The coactivator interaction groove of the AR is comprised of an L-shaped cleft comprised of three distinct subsites (formed from helices 3, 4, 5 and 12 of the LBD) that bind hydrophobic groups at the +1, +4 and +5 positions in cognate peptides [47]. The conserved charge residues at either end of the cleft, Lys702 and Glu897, form what is referred to as the “charge clamp” (Fig. ). The charge clamp residues form electrostatic interactions with the main chain atoms at either end of phenylalanine-rich motifs whereas LxxLL motifs only form hydrogen bonds with Lys720. Charge clamp residue Glu897 is located in helix 12, the positioning of which is likely to be affected by the agonist bound. Therefore if an agonist is bound that does not induce the correct positioning of the charge clamp residues for interaction with phenylalanine rich motifs, then the site appears to be available for LxxLL motif binding.
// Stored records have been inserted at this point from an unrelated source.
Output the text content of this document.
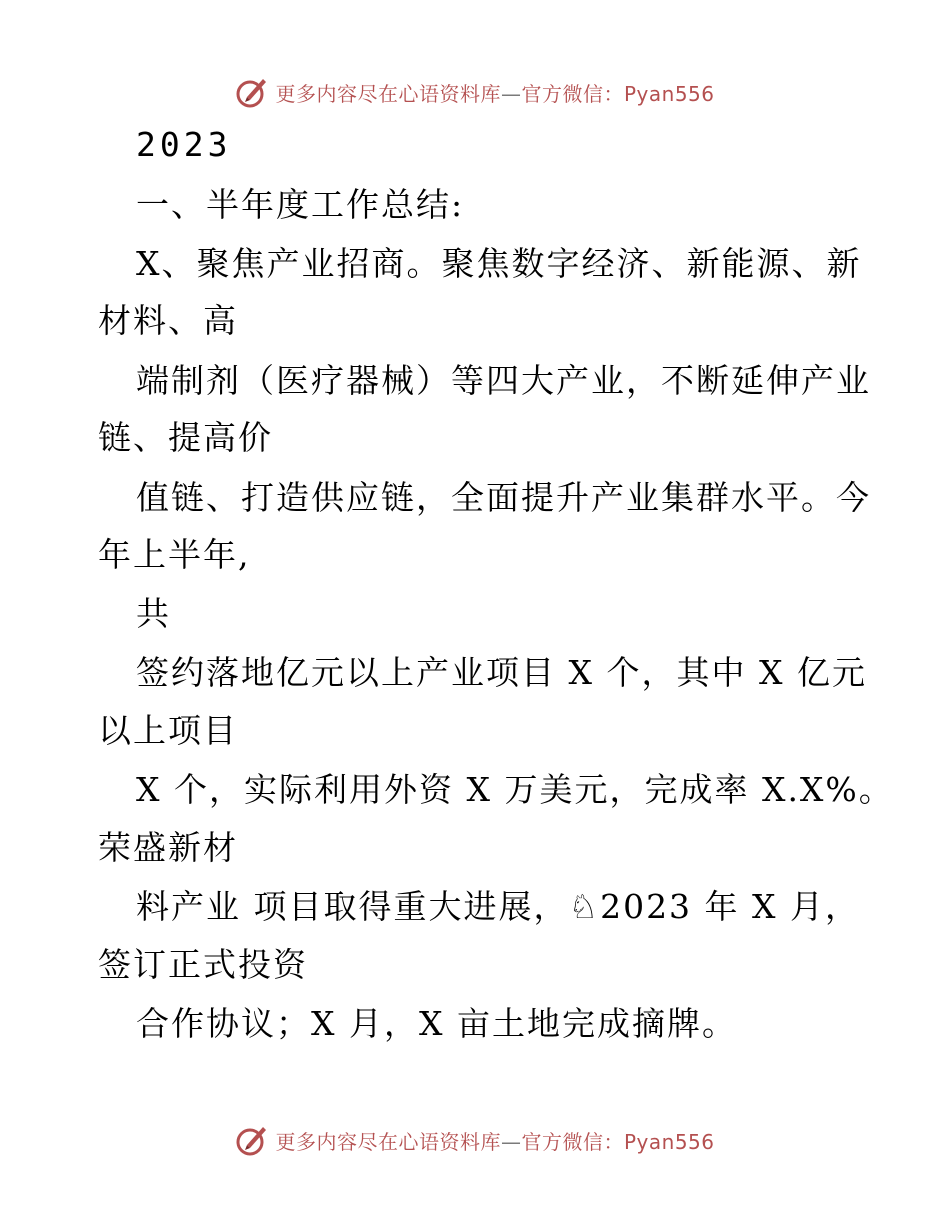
更多内容尽在心语资料库—官方微信：Pyan556
2023
一、半年度工作总结:
X、聚焦产业招商。聚焦数字经济、新能源、新
材料、高
端制剂（医疗器械）等四大产业，不断延伸产业
链、提高价
值链、打造供应链，全面提升产业集群水平。今
年上半年,
共
签约落地亿元以上产业项目 X 个，其中 X 亿元
以上项目
X 个，实际利用外资 X 万美元，完成率 X.X%。
荣盛新材
料产业 项目取得重大进展，♘2023 年 X 月，
签订正式投资
合作协议；X 月，X 亩土地完成摘牌。
更多内容尽在心语资料库—官方微信：Pyan556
Several studies have demonstrated that inter- and intra-receptor interactions made by the AR have differential effects dependent upon promoter context [86-88]. We hypothesised that a mutant receptor activated by different agonists could therefore regulate different subsets of genes, hence we studied the expression levels of genes involved in prostate differentiation (Kallikrein 2, KLK2, and Differentiation Regulated Gene-1, DRG-1) and cell cycle progression (Cyclin Dependent Kinases 2 and 4, CDK2 and CDK4) in the LNCaP prostate cancer cell line, which endogenously expresses the T877A mutant AR [85]. The expression of KLK2 and CDK2 in response to different ligands was similar – induced most strongly by androgen, then the antiandrogen hydroxyflutamide then cyproterone acetate. Evidence of CDK4 being an androgen-regulated gene is contradictory, with upregulation in response to androgen reported in some studies [89] but not found in others [90]. In agreement with the latter we found no induction of CDK4 in response to androgen, but interestingly the two antiandrogens did induce expression. Even more striking was the regulation of DRG-1, which we found to be highly upregulated by androgen (more than 12-fold) and only weakly by hydroxyflutamide (approximately 1.7-fold). Hence the mutant AR induced different “patterns” of regulation of a subset of androgen-regulated genes according to the ligand. Since this includes genes that are involved in tumour growth, there may be implications for tumour progression and treatment.

IMPLICATIONS FOR THE TREATMENT OF PROSTATE CANCER

The findings summarised here have important implications for the treatment of prostate cancer. The data suggest that tumours may behave differently dependent upon (i) which mutation, if any, is present and (ii) which ligand is driving growth, since different subsets of genes may be regulated. We suggest that it would therefore be useful to screen patients for AR mutations following hormone therapy failure, so that subsequent treatment could be adjusted accordingly. Understanding of how AR mutations alter androgen signalling at the molecular level will also be useful in the development of novel therapies, in particular Selective Androgen Receptor Modulators (SARMs). Knowledge of how such molecules affect the structure of the AR, interactions that the receptor makes and subsequently gene expression could aid in designing drugs that regulate certain subsets of genes. For example, it would be desirable to design a SARM that blocks expression of androgen target genes that promote tumour growth, whilst up-regulating transcription of beneficial genes (for example those important for maintenance of bone density).